How we started in Uganda - Masese II pilot programme
When we first visited Uganda, children in Masese II (Soweto), a slum just outside Jinja, were at risk of malnutrition, abuse and child sacrifice. Brewing and distilling alcohol in dangerous and unlicensed breweries was the area's primary economic activity and conditions in the slum were appalling. Children were being exposed to extreme hazards around the brewing areas and were even fed the dregs of the alcohol mix.
With no place to go throughout the day, children were extremely vulnerable. Child abuse was common and continual exposure to inebriated men and prostitution left children at greater risk of abuse and HIV.
Child sacrifice was a growing issue in the Masese II community, and children left unattended throughout the day, or wandering any distance from home, were at risk.
With no productive livelihoods, no access to education or healthcare, widespread malnutrition and no safe place to play and simply enjoy being children, there was little hope for the children who live here.
How we helped
Through establishing a Child and Community Centre together with the Adolescent Development Support Network (ADSN), we provided early years education for children under 5 and educational support for children of primary school age. This Centre also provided nutritious meals in order to reduce child malnutrition and improve health.
A Child Protection Team (CPT) mobilised local people to care for their children more effectively and receive support and advice on parenting, health, nutrition and preventing abuse. The area is now cleaner, child abuse has lessened and incidents of child sacrifice have been eradicated for over 2 years.

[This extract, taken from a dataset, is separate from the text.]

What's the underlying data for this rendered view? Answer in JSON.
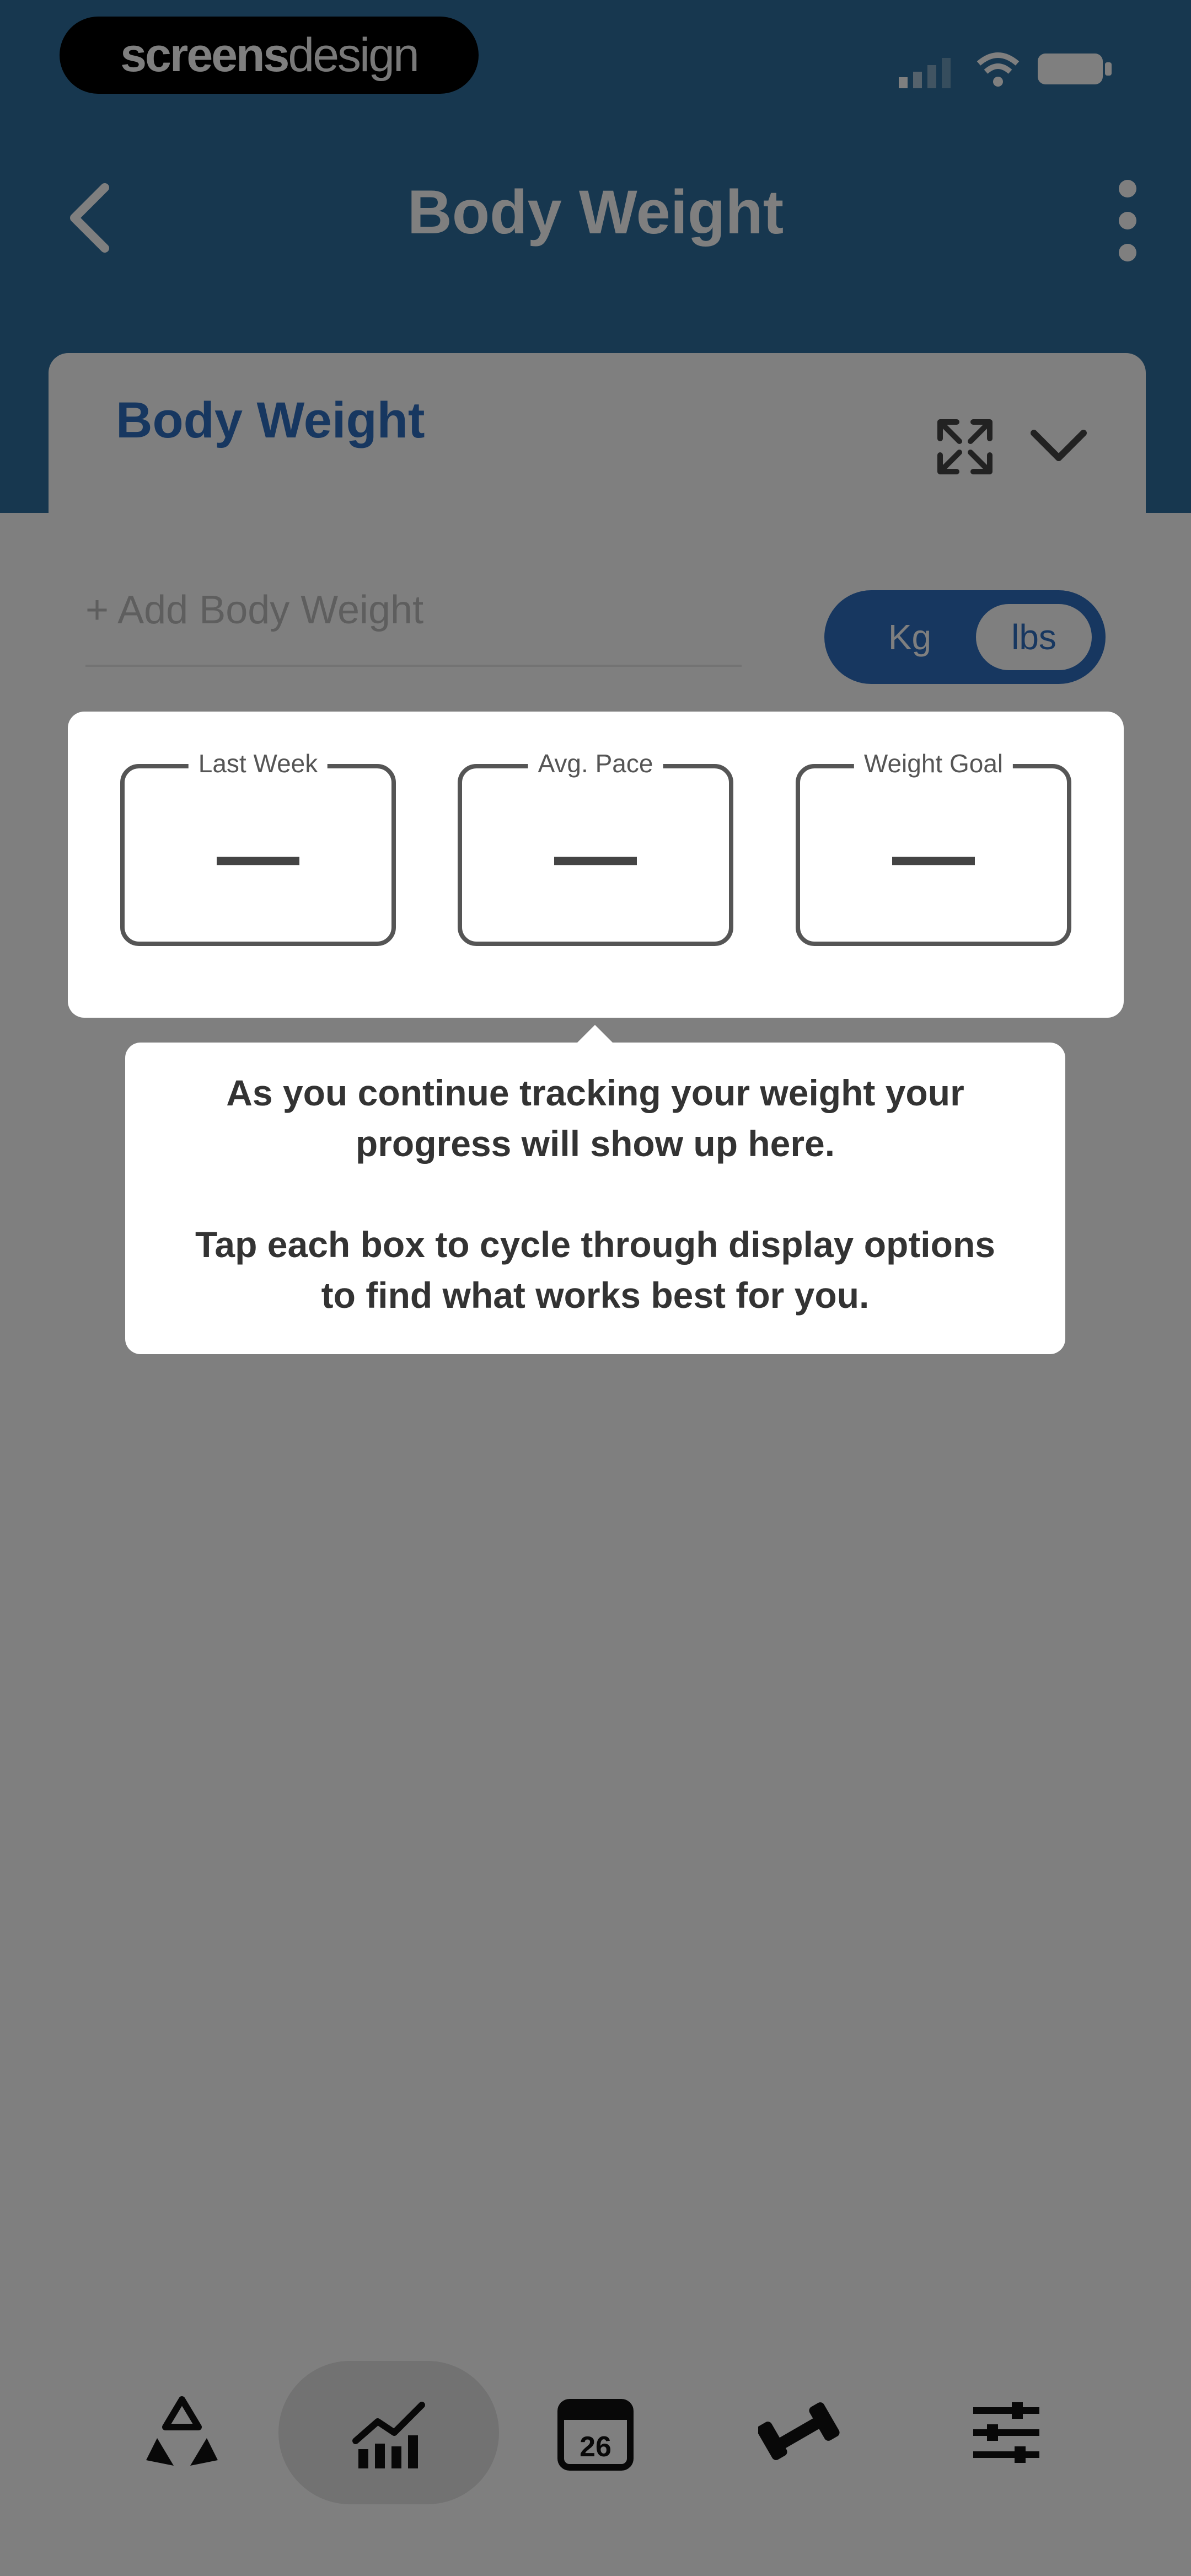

Vulnerable households began to meet their own needs through the agricultural component of the project. This included micro-finance schemes, comprehensive agricultural training, land and inputs. With this alternative to providing income and sourcing nutritious food, 9 out of the 14 breweries have now closed down.
After the success of this pilot project we have now passed on the management to our local partners and are beginning to replicate this work in the wider district.
We are focussing on the neighbouring communities of Loco, Masese I, and Masese III.
Masese I, Masese III and Loco - The Issues
Loco is a small slum community, formed of basic rows of barracks that were formally owned by the railway corporation for their workers. The area has poor sanitation with latrines overflowing into the streets.
The demise of the railway has resulted in the barrack buildings being rented to the poorest families as accommodation. Most of these families live in tiny huts that used to be storerooms. If they cannot pay the rent the landlords will simply padlock the doors.
The high rate of HIV has resulted in many widows, child-headed and grandparent-headed households. General health, hygiene and sanitation within the community is poor and there is an additional malaria problem.
There a high level of alcohol abuse here, leaving children especially vulnerable to abuse and neglect. Rampant theft and frequent instances of domestic violence also create a volatile environment.
The nearby nursery school and primary school are both run down and expensive to attend, stopping the most vulnerable children from enrolling.
Masese I is a large, densely populated lakeside slum community, formed mostly of internally displaced people from Northern Uganda. It is ten times the size of Soweto with a population of around 500,000.
70% of the community have no permanent jobs, with many employed in casual labour earning an average of 1500 shillings a day (approx 30p). Rent is too expensive, and many children have to work finding firewood to pay for rent and food instead of going to school.
There are schools for those that want to pursue education, but many can’t afford the costs. This has resulted in low attendance and a high drop-out rate. There are also five nursery schools but again, all of them charge a fee which is too expensive for poorer families.
The community is mainly made up of widows and single mothers and there is a high rate of HIV and malaria. There are many child mothers and child-headed households. Many children are abandoned by single mothers who marry other men as a solution to their problems, only to find that their children are not accepted into the new household.
Masese III is a slum community for low cost renters with an estimated population of around 5,000. The community consists of many Karamojong people, who are a nomadic people group from Northern Uganda.
The Karamojong traditionally let their children wander unattended. Due to this, children are often left alone and vulnerable all day whilst the parents are working. Child marriage is a serious issue in this area due to the cultural norms of the people group
There are high levels of HIV and child headed households. Child abuse and child protection issues are rife throughout, and there is a high number of street children. Alcoholism is a recurring problem.
The community have become dependent on food handouts from a neighbouring organisation who is due to move on, so they desperately need to develop sustainable incomes and food sources.
What we are doing to help
We have established Child Protection Teams in each of these vulnerable areas, who are working to empower each community to build a protective environment for their children.
The teams are building relationships in their own communities, identifying problem areas and creating a link between people living in the slums and local authorities and services.
They are facilitating workshops and training sessions on issues including child development, parenting techniques, child rights, reproductive health and alcohol abuse. They also offer individual support to vulnerable families.
Using sensitisation workshops and simple resources, the teams are creating a safe environment for children. Child sacrifice is a growing issue in the country and after our pilot scheme eradicated the number of incidents in one area, the new teams are employing the same methods in their own neighbourhoods.
In addition to this, Child Protection Teams are resourcing parents and carers to look after themselves and their families with sustainable, safe and productive incomes through our small business loan programme.
Entitled 'Education loans', the most vulnerable households are provided with a small loan to start a business, along with training on saving, budgeting and business skills. They work together with other parents from the community who are starting their businesses, and learn from each other. Once the business is established, the loan is paid back and ready to help the next person. They have become known as 'Education loans' because they enable parents to cover the costs of sending their children to school.
The Child Protection Team in Loco have worked together with COTE Africa to establish an Early Childhood Development Centre in Loco community providing early years education for children from the most vulnerable households.